INL / BlackLab

Linguistic search for large annotated text corpora, based on Apache Lucene
http://inl.github.io/BlackLab/
Apache License 2.0
103 stars 53 forks source link

How to deal with punctuations when indexing using sketch-wpl #529

Closed ShiroAkasegawa closed 1 month ago

ShiroAkasegawa commented 1 month ago

I have a question about indexing using sketch-wpl on blacklab 3.0.1. When I index the following data, I get no hits with the search expression "teacher" </s>. But "teacher" "." </s> will give a hit.

How can I ignore punctuations? Please let me know.

<doc id="G001.001.001"level="beginner" sound_id="00001"> <s id="G001.001.001" pattern_id="G001" subpattern_id="G001.001" level="beginner"> The DT the footstep NN footstep was VBD be that DT that of IN of a DT a teacher NN teacher <g/> . SENT . </s> </doc>

jan-niestadt commented 1 month ago

Unfortunately, this is currently not easily possible with the sketch-wpl format, as it encodes punctuation as a separate token. You could of course use a query like "teacher" [pos="SENT"]? </s>, but I can understand that's a bit cumbersome.

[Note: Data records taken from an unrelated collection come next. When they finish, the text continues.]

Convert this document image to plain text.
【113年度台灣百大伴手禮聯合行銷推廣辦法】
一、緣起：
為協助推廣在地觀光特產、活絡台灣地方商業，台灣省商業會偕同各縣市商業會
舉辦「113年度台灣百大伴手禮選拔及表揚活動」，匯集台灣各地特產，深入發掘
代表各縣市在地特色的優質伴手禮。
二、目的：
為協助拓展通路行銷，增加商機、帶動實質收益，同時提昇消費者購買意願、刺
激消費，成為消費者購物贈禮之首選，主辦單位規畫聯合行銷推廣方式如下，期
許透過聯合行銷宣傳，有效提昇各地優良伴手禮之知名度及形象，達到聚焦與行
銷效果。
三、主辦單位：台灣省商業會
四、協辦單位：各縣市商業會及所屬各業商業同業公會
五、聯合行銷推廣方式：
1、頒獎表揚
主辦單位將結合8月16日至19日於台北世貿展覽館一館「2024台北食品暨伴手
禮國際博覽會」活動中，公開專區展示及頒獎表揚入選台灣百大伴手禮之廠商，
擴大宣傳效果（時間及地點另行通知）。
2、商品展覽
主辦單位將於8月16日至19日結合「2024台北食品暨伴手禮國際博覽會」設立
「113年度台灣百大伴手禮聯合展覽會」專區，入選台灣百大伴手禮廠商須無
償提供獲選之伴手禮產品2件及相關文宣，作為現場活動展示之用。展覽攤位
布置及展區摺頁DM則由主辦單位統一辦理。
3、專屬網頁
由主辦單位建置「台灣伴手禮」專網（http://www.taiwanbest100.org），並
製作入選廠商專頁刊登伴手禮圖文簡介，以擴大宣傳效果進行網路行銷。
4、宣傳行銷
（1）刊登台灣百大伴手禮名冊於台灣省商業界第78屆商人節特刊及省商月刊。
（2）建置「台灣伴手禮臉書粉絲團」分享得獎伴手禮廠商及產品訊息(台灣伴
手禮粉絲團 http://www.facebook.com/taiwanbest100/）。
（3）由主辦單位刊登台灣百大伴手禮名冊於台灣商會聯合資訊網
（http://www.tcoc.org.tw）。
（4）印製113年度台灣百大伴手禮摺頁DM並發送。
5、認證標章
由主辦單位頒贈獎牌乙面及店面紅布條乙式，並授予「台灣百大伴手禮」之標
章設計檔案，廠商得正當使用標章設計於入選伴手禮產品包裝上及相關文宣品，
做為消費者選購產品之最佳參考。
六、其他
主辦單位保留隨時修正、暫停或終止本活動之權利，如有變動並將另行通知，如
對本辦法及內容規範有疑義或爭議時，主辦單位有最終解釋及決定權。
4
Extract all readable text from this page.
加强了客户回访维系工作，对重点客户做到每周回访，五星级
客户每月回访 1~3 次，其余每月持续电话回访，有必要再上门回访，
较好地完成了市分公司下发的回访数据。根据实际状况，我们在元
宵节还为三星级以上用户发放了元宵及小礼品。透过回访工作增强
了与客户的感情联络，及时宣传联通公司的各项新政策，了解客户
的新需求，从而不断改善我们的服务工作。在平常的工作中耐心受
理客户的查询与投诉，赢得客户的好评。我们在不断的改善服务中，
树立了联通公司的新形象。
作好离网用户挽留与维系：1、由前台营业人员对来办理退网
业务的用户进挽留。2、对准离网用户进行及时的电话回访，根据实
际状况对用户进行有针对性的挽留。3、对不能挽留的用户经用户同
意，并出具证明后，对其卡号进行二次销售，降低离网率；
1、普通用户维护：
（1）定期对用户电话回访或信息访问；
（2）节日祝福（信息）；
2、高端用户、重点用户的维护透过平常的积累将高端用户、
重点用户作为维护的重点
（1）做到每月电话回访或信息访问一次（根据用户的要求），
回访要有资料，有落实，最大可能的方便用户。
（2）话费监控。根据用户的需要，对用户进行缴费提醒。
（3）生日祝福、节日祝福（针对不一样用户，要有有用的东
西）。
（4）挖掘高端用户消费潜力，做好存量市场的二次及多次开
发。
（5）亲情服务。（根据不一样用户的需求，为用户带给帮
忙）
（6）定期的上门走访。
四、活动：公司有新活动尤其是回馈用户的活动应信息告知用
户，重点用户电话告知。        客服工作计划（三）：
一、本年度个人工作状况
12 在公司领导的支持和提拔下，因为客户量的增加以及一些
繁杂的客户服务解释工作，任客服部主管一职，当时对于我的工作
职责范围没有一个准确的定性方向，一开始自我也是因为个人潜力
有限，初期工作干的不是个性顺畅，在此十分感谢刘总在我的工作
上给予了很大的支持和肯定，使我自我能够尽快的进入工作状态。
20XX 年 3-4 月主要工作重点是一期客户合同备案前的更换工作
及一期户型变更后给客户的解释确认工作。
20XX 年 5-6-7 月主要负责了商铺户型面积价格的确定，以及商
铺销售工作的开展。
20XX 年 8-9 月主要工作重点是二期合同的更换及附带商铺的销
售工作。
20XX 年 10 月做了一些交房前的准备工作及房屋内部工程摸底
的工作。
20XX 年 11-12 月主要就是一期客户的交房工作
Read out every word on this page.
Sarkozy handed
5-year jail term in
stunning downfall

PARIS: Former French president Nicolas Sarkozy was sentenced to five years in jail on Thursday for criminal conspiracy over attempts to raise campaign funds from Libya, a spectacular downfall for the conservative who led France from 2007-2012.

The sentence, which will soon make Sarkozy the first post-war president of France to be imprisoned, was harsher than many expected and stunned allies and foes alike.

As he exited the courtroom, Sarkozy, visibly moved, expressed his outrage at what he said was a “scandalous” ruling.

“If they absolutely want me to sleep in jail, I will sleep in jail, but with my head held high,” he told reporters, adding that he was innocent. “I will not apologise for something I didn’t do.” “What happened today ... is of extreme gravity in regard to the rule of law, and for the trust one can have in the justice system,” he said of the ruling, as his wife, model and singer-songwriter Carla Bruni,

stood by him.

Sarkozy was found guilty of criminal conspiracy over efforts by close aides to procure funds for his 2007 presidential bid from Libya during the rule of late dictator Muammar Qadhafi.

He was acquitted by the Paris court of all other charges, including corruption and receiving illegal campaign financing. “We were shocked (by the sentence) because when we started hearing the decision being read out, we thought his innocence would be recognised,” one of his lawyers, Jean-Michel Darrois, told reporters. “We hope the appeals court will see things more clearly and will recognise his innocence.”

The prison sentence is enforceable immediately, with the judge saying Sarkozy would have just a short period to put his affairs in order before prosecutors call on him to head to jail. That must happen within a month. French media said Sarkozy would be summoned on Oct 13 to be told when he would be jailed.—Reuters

An alternative is to convert your data to an XML format such as tei-p5, where you can choose not to have punctuation as a separate token. A default configuration is included with BlackLab, but I recommend making a copy you can adapt to your needs.

Your example might be encoded as:

<TEI xmlns="http://www.tei-c.org/ns/1.0" xml:id="G001.001.001">
  <teiHeader>
    <fileDesc>
      <!-- ...file metadata... -->
    </fileDesc>
  </teiHeader>
  <text>
    <body>
      <s xml:id="G001.001.001">
        <w lemma="the" pos="DT">The</w>
        <w lemma="footstep" pos="NN">footstep</w>
        <w lemma="be" pos="VBD">was</w>
        <w lemma="that" pos="DT">that</w>
        <w lemma="of" pos="IN">of</w>
        <w lemma="a" pos="DT">a</w>
        <w lemma="teacher" pos="NN">teacher</w>.
      </s>
    </body>
  </text>
</TEI>

(Full TEI documentation)

As you can see, the . is outside the <w/> tags. It will be indexed in a separate annotation punct, with each token storing the punctuation preceding it (there's a 'dummy token' at the end of the document that stores any punctuation after the last word).

Hope this helps!

ShiroAkasegawa commented 1 month ago

Thank you for your prompt response.

I would like to use tei-p5 instead of sketch-wpl.

Thank you very much for your kind advice.